We have been conditioned from such an early age by our outside influences, it's hard sometimes to trust our subconscious when it talks directly to us.  We seem to doubt it. Yet when we learn to open up and listen closely, it defines our very belief in ourselves.

____________________________________________

“The Voice” was roughly sketched out to Mark in July of 2004.  It really wasn't as much as it was a conceptual idea. I had one verse and the chorus but more or less for the sole purpose of being a template for an arrangement. Whatever it might turn out to be.  Nothing really came out of all that.  It was just my way of saying “hey, I've got this new idea for a song” that's all it was. Mark and I were working on other songs. I really didn't know what I wanted from it at the time. That aside however, I did finish off the lyrics in the following months.  The writing just sort of crystallized and my concept for the song just fell into place.  Now I was ready for some music.
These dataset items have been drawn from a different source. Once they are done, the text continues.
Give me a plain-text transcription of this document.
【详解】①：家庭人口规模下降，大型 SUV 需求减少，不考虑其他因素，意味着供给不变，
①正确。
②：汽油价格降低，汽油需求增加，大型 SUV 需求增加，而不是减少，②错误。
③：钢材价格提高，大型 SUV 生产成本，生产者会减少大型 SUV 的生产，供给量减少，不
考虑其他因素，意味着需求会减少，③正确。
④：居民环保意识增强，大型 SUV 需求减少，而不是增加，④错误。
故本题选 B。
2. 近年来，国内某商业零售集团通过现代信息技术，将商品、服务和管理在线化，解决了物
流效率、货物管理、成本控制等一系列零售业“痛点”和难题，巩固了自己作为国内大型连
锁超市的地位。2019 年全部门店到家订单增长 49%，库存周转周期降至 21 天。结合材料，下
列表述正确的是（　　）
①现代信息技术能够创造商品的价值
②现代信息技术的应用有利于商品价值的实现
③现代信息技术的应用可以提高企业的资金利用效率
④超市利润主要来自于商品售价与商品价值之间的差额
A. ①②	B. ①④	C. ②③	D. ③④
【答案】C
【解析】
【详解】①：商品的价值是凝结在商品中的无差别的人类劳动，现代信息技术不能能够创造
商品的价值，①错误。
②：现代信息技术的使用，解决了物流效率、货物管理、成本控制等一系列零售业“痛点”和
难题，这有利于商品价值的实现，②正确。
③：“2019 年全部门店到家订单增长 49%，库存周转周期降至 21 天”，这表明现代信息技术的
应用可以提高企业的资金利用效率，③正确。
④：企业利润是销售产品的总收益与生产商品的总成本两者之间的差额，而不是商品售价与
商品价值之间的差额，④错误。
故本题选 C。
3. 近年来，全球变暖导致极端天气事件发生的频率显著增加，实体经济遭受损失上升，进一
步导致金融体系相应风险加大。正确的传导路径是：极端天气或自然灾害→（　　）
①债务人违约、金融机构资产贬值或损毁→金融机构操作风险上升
In August of 2006 I wrote a song on the keyboard called 'Demonesque' which got me very interested in finishing of “The Voice”. It had a really weird signature sound that kicked off the middle bridge.  A single note melody riff played more like percussion than piano, almost like a bass run. I realized that's what I needed instead of something more melodic. I was looking for something just a bit more rhythmic and primal, more structured like drumming or a droning bass run.

In August of 2007 we had another recording session.  This time we took all the pieces that constituted 'The Voice' and put them all together.  Once we were creatively involved in working our the arrangements we found ourselves veering the song into a loose jazz signature.  Which was great.  I really like the vocal flourish and how we harmonized on the chorus.  The song has some real unusual changes too.  What is rally different about this song is how the keyboard carries the main drive of the infrastructure and frees Mark up a little to free-form on the guitar.  We really got a chance to actually jam and ply off and against each other.  Somewhat different for us.